From an instructional perspective, they're effective teaching tools, Dau said.
"It opens up another door of opportunity for them, and us as well," she said. "Last year, we felt more limited because of tech issues. Now, we don't have that, and we're very grateful for these."
The computers represent more than two years of fundraising by the school's parent foundation, officials said. Students also put in sweat equity, raising money through Jog-a-Thon fundraisers the last few years, teachers said.
"They know that it's from the foundation, which is basically their parents," Dau said. "They are very careful with it, and have been very responsible."
The computers are fully loaded, complete with grade-level folders and applications. For the advanced learner, there's Microsoft PowerPoint, although the elementary students tend to gravitate toward interactive games like Dance Mat Typing, a letters and keyboarding game, students said.
"It has letters and you type the letters," 7-year-old Karen Guzman said. "You get a bigger level as you make everything right."
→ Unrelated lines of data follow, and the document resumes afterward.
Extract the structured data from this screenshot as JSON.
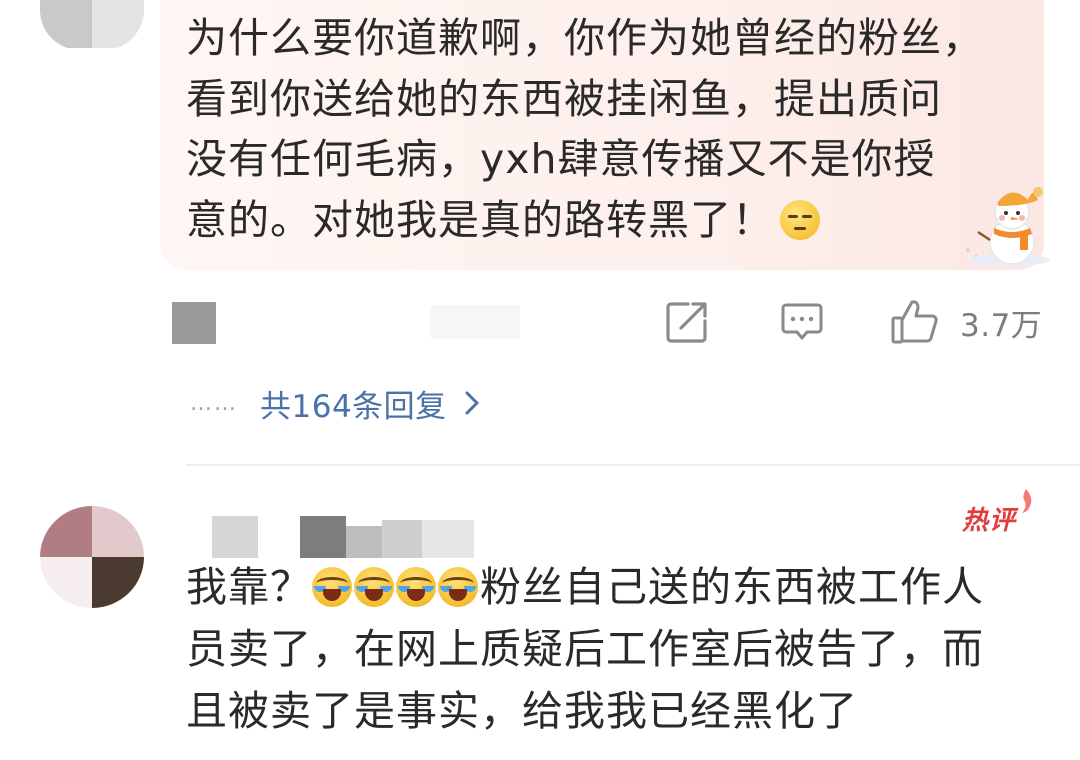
{
  "comment1": {
    "lines": [
      "为什么要你道歉啊，你作为她曾经的粉丝，",
      "看到你送给她的东西被挂闲鱼，提出质问",
      "没有任何毛病，yxh肆意传播又不是你授",
      "意的。对她我是真的路转黑了！"
    ],
    "emoji": "smirk-emoji",
    "decoration": "snowman-sticker",
    "actions": {
      "share_icon": "share-icon",
      "comment_icon": "comment-icon",
      "like_icon": "thumbs-up-icon",
      "like_count": "3.7万"
    },
    "replies": {
      "dots": "……",
      "label": "共164条回复",
      "icon": "chevron-right-icon"
    }
  },
  "comment2": {
    "badge": "热评",
    "text_before_emoji": "我靠？",
    "emojis": [
      "crying-laughing-emoji",
      "crying-laughing-emoji",
      "crying-laughing-emoji",
      "crying-laughing-emoji"
    ],
    "text_after_emoji": "粉丝自己送的东西被工作人",
    "lines": [
      "员卖了，在网上质疑后工作室后被告了，而",
      "且被卖了是事实，给我我已经黑化了"
    ]
  },
  "colors": {
    "bubble_bg": "#fdeeea",
    "link": "#4a72a8",
    "hot_badge": "#e23c3c",
    "icon_gray": "#8a8a8a"
  }
}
On Thursday, students sharpened their reading skills by taking a practice standardized test online.
"It helps you pick out the best books for you, so it's not too easy and it's not too hard," Dau told her students.
Primary grades have 45 minutes each week in the computer lab, a boost of 15 minutes from last year, Dau said. Upper grades spend 60 minutes in the lab.
Glendale Unified Supt. Dick Sheehan said he wants to implement more technology across the district. In messages to teachers and staff, he's said he's looking for student engagement during school and classroom visits.
The computers amount to instant engagement for student learning, teachers said.
"Kids these days are tech-savvy, and I find myself having to explain less," Dau said. "They are more ready to go, and able and eager to learn."